A fartlek was in store for me.  I began with a 5:00 min/.6 mi warm up, heading towards the NEW start of the Rustin XC course.  I did the standard 15sec-30sec-45sec-60sec with an equal amount of jog time in-between. I sustained this over 4.8 miles (NEW course), covering the distance in 33:25. I figure my runs were at about 6:00 min pace and our jogs were at 8:00 min pace, for an overall pace of 7:00. I cooled down .9, for a total of about 6.2 miles.  I felt tight, but pretty good otherwise.

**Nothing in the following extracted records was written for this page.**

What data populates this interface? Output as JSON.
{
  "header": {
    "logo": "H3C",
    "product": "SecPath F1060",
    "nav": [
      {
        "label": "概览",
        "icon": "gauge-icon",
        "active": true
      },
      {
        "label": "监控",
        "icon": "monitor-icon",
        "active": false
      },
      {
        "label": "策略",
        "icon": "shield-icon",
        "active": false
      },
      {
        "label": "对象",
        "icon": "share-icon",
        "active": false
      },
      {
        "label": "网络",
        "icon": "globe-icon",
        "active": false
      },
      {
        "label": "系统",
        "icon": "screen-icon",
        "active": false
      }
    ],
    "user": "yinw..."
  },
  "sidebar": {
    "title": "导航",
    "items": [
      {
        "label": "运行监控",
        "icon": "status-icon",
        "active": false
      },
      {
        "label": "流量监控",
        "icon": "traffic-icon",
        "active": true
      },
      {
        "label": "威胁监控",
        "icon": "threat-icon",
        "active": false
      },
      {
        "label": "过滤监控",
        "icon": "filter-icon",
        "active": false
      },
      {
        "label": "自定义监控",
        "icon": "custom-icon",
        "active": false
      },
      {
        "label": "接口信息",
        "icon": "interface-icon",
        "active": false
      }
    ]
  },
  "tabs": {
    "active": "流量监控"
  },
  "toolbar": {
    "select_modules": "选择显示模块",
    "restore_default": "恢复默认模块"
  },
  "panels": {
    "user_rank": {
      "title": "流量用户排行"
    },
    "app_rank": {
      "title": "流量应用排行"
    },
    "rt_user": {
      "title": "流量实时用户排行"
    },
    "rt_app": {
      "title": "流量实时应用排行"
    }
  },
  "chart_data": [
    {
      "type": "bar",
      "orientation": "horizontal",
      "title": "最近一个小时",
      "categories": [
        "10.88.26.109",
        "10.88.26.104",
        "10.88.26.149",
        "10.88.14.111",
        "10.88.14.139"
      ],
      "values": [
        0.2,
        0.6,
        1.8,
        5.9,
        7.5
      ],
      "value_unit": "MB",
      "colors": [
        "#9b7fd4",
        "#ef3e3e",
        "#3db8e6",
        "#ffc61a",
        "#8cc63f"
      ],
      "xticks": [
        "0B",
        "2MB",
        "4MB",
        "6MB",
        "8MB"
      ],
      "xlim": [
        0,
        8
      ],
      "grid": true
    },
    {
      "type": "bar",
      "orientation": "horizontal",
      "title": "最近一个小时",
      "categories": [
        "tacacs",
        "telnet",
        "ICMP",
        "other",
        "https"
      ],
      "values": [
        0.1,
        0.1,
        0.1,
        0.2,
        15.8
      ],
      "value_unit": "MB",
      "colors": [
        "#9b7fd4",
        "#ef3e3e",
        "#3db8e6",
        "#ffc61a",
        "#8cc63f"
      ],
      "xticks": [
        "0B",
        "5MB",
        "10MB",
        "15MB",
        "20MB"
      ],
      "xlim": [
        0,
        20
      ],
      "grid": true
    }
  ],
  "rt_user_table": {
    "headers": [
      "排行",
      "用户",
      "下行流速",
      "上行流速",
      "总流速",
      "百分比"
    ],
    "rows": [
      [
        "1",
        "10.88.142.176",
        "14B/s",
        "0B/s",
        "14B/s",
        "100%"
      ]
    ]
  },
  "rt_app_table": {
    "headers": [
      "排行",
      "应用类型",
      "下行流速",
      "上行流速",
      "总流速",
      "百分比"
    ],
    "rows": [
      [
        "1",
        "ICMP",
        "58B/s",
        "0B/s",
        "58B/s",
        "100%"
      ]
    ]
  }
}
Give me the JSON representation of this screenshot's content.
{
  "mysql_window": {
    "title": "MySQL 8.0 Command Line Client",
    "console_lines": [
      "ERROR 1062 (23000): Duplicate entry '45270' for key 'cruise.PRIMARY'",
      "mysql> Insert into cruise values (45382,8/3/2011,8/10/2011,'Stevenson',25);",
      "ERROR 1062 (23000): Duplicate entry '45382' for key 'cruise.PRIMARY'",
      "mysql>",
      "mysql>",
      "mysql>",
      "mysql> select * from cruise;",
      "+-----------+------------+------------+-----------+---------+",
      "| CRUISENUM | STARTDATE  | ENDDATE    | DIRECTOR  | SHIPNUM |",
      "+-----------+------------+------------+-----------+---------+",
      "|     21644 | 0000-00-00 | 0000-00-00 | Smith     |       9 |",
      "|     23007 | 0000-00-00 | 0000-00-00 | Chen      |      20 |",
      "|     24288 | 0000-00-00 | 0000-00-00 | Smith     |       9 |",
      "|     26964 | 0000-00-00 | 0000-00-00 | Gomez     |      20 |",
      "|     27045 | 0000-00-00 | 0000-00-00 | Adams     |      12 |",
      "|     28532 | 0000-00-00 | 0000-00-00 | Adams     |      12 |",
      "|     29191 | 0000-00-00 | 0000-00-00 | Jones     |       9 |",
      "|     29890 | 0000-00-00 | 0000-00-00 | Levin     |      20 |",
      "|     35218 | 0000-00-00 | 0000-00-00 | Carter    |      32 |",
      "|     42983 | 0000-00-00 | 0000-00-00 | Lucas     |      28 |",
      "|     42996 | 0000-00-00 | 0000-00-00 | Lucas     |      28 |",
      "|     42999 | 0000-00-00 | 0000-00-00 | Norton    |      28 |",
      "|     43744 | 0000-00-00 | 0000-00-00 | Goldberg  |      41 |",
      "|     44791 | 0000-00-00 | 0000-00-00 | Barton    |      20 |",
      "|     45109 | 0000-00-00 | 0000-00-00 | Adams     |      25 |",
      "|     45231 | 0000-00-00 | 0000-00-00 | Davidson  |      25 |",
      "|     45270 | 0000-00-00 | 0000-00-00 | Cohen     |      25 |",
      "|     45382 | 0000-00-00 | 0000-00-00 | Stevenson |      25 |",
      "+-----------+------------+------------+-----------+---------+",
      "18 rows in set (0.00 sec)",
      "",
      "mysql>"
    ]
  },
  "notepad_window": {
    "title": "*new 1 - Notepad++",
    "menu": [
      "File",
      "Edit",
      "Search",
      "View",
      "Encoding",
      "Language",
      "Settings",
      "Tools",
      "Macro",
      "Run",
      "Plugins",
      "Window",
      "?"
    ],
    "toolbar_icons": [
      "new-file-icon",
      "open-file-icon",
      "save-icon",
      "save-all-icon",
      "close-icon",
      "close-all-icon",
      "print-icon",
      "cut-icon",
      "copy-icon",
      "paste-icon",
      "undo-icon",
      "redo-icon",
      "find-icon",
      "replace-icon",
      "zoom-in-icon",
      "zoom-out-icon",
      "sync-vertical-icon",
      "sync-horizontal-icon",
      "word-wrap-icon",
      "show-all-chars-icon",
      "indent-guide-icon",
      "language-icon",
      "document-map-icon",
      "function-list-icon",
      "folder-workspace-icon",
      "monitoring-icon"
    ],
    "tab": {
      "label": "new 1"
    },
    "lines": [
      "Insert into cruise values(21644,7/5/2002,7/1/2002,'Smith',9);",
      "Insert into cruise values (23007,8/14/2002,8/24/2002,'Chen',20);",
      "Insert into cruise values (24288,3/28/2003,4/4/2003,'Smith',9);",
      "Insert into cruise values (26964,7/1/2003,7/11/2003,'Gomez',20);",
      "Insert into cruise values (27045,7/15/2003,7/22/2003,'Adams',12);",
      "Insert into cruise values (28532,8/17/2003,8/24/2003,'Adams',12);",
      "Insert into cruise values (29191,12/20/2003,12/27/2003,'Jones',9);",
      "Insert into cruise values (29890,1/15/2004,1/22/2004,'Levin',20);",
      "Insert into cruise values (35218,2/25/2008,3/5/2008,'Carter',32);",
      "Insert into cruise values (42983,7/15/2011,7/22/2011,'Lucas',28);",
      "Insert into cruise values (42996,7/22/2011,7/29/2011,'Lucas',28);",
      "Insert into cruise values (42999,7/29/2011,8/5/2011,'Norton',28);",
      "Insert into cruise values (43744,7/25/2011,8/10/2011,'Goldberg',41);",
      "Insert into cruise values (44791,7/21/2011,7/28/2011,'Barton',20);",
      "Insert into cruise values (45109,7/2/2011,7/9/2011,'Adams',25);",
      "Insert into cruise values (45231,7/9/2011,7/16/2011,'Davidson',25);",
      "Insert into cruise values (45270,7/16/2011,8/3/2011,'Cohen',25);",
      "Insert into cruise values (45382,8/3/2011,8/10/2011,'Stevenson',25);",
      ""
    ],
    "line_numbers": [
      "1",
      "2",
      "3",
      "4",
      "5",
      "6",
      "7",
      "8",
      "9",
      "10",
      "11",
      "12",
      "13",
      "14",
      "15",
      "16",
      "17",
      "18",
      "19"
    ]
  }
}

Better luck next time, huh

Fri, 9/13--went to the Y for a bit of the usual.

5:00 on track at 7:00 pace
5:00 on treadmill at 6:45 pace
5:00 on track at 6:30 pace

Thurs, 9/12--Met up with the crew in town at the country club for the 7.9M run.  We would do 6x2:00 with a 1 min active rest once we got to the 2-mile mark.  I was doing fine until the fourth one.  I then fell off the top guys.  Better luck next time, huh.  Since I had to be back at my car by 6:35, I peeled off early and headed back to the CC.

Wed, 9/11--dropped off car at WC Tire and Service and ran back home.  19:40

Tues, 9/10--Henderson workout.

Option 1-3x2 miles with a 400m jog between each
Option 2-2x1.5 miles with a 400 m jog between

I opted for option 2.  First 1.5M in 9:00; 2nd in 9:01.

Monday, September 9, 2013

Making my way

9/9--Ran 5.7M loop.  41:57.

9/8--Went to the Y.  Did the usual alternating between lifting (upper body) and running on track and treadmill.

7:00 on donut track
6:50 on treadmill
lifted 4:00
6:30 on donut
lifted 4:00
6:20 on treadmill
stretched for 4 min
5:47 o donut track

9/7--Did 5x1000 on XC course.

3:30 recovery

Making my way

Saturday, September 7, 2013


Fri, 9/6--took the day off

Thurs, 9/5--ran 4+ easy miles in the AM; ran with EA's XC in the PM: mile warm up, stretching, another mile, 6x400 with 2 min rest.  Target pace for 400s-78/79 sec.  78, 77, 76, 70, 73, 72

Wednesday, September 4, 2013

for marathoners

Wed, 9/4--went to the Y for a brief workout.
3:15 half-mile on donut track
upper body lifting
3:15 half-mile on treadmill
upper body work
1 mile on donut track-5:58

Tuesday, 9/3--the workout for marathoners was 6x1 mile at just over 10K with a 100 meter jog.  The rest of us were to do 3-4 x 1 mile with 100m jog.  I did 5x1 mile w/ 100m jog.


Mon, 9/2--Easy 5.7M.  46:00

Sun, 9/1--4x1000 on the XC course.  Had planned to do 5 but I was running short on time.
Target time 3:25 with 3:30 rest between repeats.